Kategorie leksykalne
- In general, a instance of (P31) value on a lexeme should be more specific than the lexeme's lexical category.
- Thus if abbreviation (Q102786) is a lexical category, there is no need to re-add it as a P31.
Lexeme statements
Derivations
Acronyms should qualify derived from lexeme (P5191) with mode of derivation (P5886) acronym (Q101244) (see ffs (L406751)).
Formy
To help establish the existence and use of a lexeme, at least one form should be referenced—perhaps on a usage example (P5831) statement qualified with subject form (P5830) [the form in question], or on another statement (described by source (P1343), attested as (P7855) or attested in (P5323) are possible other properties). The goal is to have all forms attested or referenced with at least one date, preferably with these dates years apart.
Senses
Tłumaczenia
- Ogólnie dobrą praktyką jest unikanie dodawania translation (P5972) pomiędzy „każdą” parą możliwych tłumaczeń.
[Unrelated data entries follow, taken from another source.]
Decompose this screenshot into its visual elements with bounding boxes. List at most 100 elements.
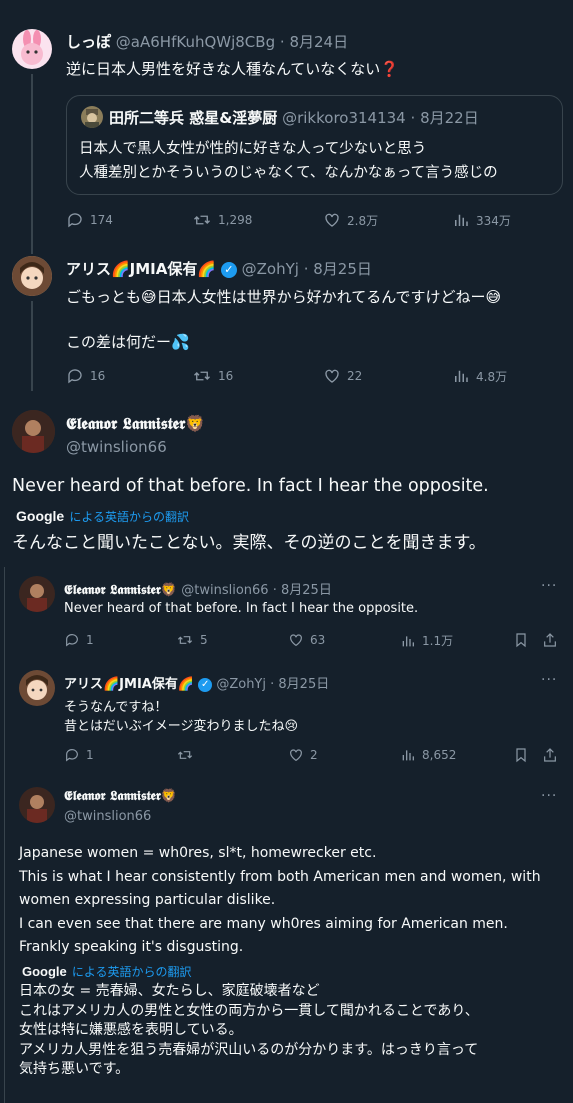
- reply3-jp-line: アメリカ人男性を狙う売春婦が沢山いるのが分かります。はっきり言って: [19, 1041, 479, 1058]
- views-button[interactable]: 334万: [452, 211, 511, 229]
- reply-button[interactable]: 16: [66, 367, 105, 385]
- retweet-icon: [177, 751, 193, 759]
- tweet-text-line-2: この差は何だー💦: [66, 333, 190, 351]
- reply2-header: アリス🌈JMIA保有🌈 ✓ @ZohYj · 8月25日: [64, 677, 330, 692]
- author-handle[interactable]: @ZohYj: [216, 677, 266, 692]
- more-options-icon[interactable]: ···: [541, 788, 557, 804]
- avatar-tadokoro: [81, 106, 103, 128]
- share-button[interactable]: [542, 747, 558, 763]
- reply3-en-line: I can even see that there are many wh0re…: [19, 915, 508, 932]
- views-button[interactable]: 8,652: [400, 747, 456, 763]
- tweet-date[interactable]: 8月24日: [289, 33, 348, 51]
- reply3-en-line: Frankly speaking it's disgusting.: [19, 939, 244, 955]
- heart-icon: [290, 634, 302, 647]
- retweet-button[interactable]: 5: [176, 632, 208, 648]
- views-chart-icon: [455, 370, 468, 382]
- tweet1-header: しっぽ @aA6HfKuhQWj8CBg · 8月24日: [66, 33, 349, 51]
- bookmark-button[interactable]: [513, 747, 529, 763]
- tweet2-header: アリス🌈JMIA保有🌈 ✓ @ZohYj · 8月25日: [66, 260, 372, 278]
- retweet-button[interactable]: 16: [192, 367, 233, 385]
- bookmark-icon: [516, 748, 526, 763]
- reply3-jp-line: 日本の女 = 売春婦、女たらし、家庭破壊者など: [19, 983, 320, 999]
- retweet-count: 5: [200, 633, 208, 647]
- views-button[interactable]: 4.8万: [452, 367, 507, 385]
- rabbit-avatar-icon: [21, 30, 43, 65]
- tweet-date[interactable]: 8月25日: [313, 260, 372, 278]
- tweet-date[interactable]: 8月25日: [281, 583, 332, 598]
- like-button[interactable]: 63: [288, 632, 325, 648]
- quote-author-name: 田所二等兵 惑星&淫夢厨: [109, 109, 278, 127]
- avatar-alice[interactable]: [19, 670, 55, 706]
- quote-header: 田所二等兵 惑星&淫夢厨 @rikkoro314134 · 8月22日: [109, 109, 479, 127]
- reply-icon: [66, 634, 78, 647]
- quote-line-2: 人種差別とかそういうのじゃなくて、なんかなぁって言う感じの: [79, 165, 498, 181]
- main-tweet-text: Never heard of that before. In fact I he…: [12, 476, 489, 496]
- retweet-button[interactable]: 1,298: [192, 211, 252, 229]
- bookmark-button[interactable]: [513, 632, 529, 648]
- tweet-date[interactable]: 8月25日: [278, 677, 329, 692]
- more-options-icon[interactable]: ···: [541, 672, 557, 688]
- translate-link[interactable]: による英語からの翻訳: [69, 510, 189, 524]
- reply-icon: [66, 749, 78, 762]
- main-author-handle[interactable]: @twinslion66: [66, 438, 167, 456]
- quote-author-handle: @rikkoro314134: [282, 109, 406, 127]
- reply-button[interactable]: 174: [66, 211, 113, 229]
- retweet-icon: [177, 636, 193, 644]
- author-name[interactable]: 𝕰𝖑𝖊𝖆𝖓𝖔𝖗 𝕷𝖆𝖓𝖓𝖎𝖘𝖙𝖊𝖗🦁: [64, 583, 177, 598]
- heart-icon: [290, 749, 302, 762]
- soldier-avatar-icon: [85, 109, 99, 128]
- author-name[interactable]: しっぽ: [66, 33, 111, 51]
- heart-icon: [325, 213, 339, 227]
- author-name[interactable]: アリス🌈JMIA保有🌈: [66, 260, 216, 278]
- reply3-en-line: This is what I hear consistently from bo…: [19, 868, 541, 885]
- reply-button[interactable]: 1: [64, 747, 94, 763]
- heart-icon: [325, 369, 339, 383]
- reply3-jp-line: これはアメリカ人の男性と女性の両方から一貫して聞かれることであり、: [19, 1002, 479, 1019]
- reply-icon: [68, 369, 82, 384]
- view-count: 334万: [476, 213, 511, 228]
- author-handle[interactable]: @aA6HfKuhQWj8CBg: [116, 33, 275, 51]
- reply1-header: 𝕰𝖑𝖊𝖆𝖓𝖔𝖗 𝕷𝖆𝖓𝖓𝖎𝖘𝖙𝖊𝖗🦁 @twinslion66 · 8月25日: [64, 583, 332, 598]
- like-count: 2: [310, 748, 318, 762]
- author-handle[interactable]: @ZohYj: [242, 260, 299, 278]
- reply3-en-line: Japanese women = wh0res, sl*t, homewreck…: [19, 845, 377, 861]
- anime-avatar-icon: [12, 256, 52, 296]
- avatar-eleanor[interactable]: [19, 787, 55, 823]
- reply3-author-handle[interactable]: @twinslion66: [64, 809, 151, 824]
- reply3-jp-line: 気持ち悪いです。: [19, 1061, 130, 1077]
- avatar-shippo[interactable]: [12, 29, 52, 69]
- view-count: 4.8万: [476, 369, 508, 384]
- painting-avatar-icon: [19, 576, 55, 612]
- quoted-tweet[interactable]: 田所二等兵 惑星&淫夢厨 @rikkoro314134 · 8月22日 日本人で…: [66, 95, 563, 195]
- reply-icon: [68, 213, 82, 228]
- more-options-icon[interactable]: ···: [541, 578, 557, 594]
- author-name[interactable]: アリス🌈JMIA保有🌈: [64, 677, 194, 692]
- avatar-alice[interactable]: [12, 256, 52, 296]
- view-count: 8,652: [422, 748, 457, 762]
- retweet-icon: [194, 215, 210, 225]
- main-author-name[interactable]: 𝕰𝖑𝖊𝖆𝖓𝖔𝖗 𝕷𝖆𝖓𝖓𝖎𝖘𝖙𝖊𝖗🦁: [66, 414, 205, 434]
- verified-badge-icon: ✓: [220, 261, 237, 278]
- translation-attribution: Google による英語からの翻訳: [16, 506, 189, 525]
- author-handle[interactable]: @twinslion66: [181, 583, 268, 598]
- translation-attribution: Google による英語からの翻訳: [22, 961, 192, 980]
- retweet-button[interactable]: [176, 747, 200, 763]
- translate-link[interactable]: による英語からの翻訳: [72, 965, 192, 979]
- like-count: 2.8万: [347, 213, 379, 228]
- tweet-text: 逆に日本人男性を好きな人種なんていなくない❓: [66, 60, 399, 78]
- quote-date: 8月22日: [420, 109, 479, 127]
- views-button[interactable]: 1.1万: [400, 632, 453, 649]
- share-button[interactable]: [542, 632, 558, 648]
- retweet-icon: [194, 371, 210, 381]
- reply3-english-text: Japanese women = wh0res, sl*t, homewreck…: [19, 842, 541, 960]
- like-button[interactable]: 22: [323, 367, 362, 385]
- reply-text-line-1: そうなんですね！: [64, 700, 168, 715]
- avatar-eleanor[interactable]: [12, 410, 55, 453]
- reply3-author-name[interactable]: 𝕰𝖑𝖊𝖆𝖓𝖔𝖗 𝕷𝖆𝖓𝖓𝖎𝖘𝖙𝖊𝖗🦁: [64, 789, 177, 804]
- like-button[interactable]: 2.8万: [323, 211, 378, 229]
- thread-line: [31, 74, 33, 254]
- avatar-eleanor[interactable]: [19, 576, 55, 612]
- google-logo: Google: [22, 964, 67, 979]
- reply-button[interactable]: 1: [64, 632, 94, 648]
- like-button[interactable]: 2: [288, 747, 318, 763]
- If there is a path of P5972 statements between two senses, that is enough to establish a link between them.
- If every such word is connected to the same item via item for this sense (P5137), then the P5137 links are also enough to establish links between them.
- This is analogous to not stating directly that Manhattan (Q11299) located in the administrative territorial entity (P131) New York (Q1384) (we can infer that through it being P131 New York City (Q60) first), and similarly not stating directly that art museum (Q207694) subclass of (P279) museum (Q33506) (we can infer that through it being P279 museum of culture (Q28737012) first).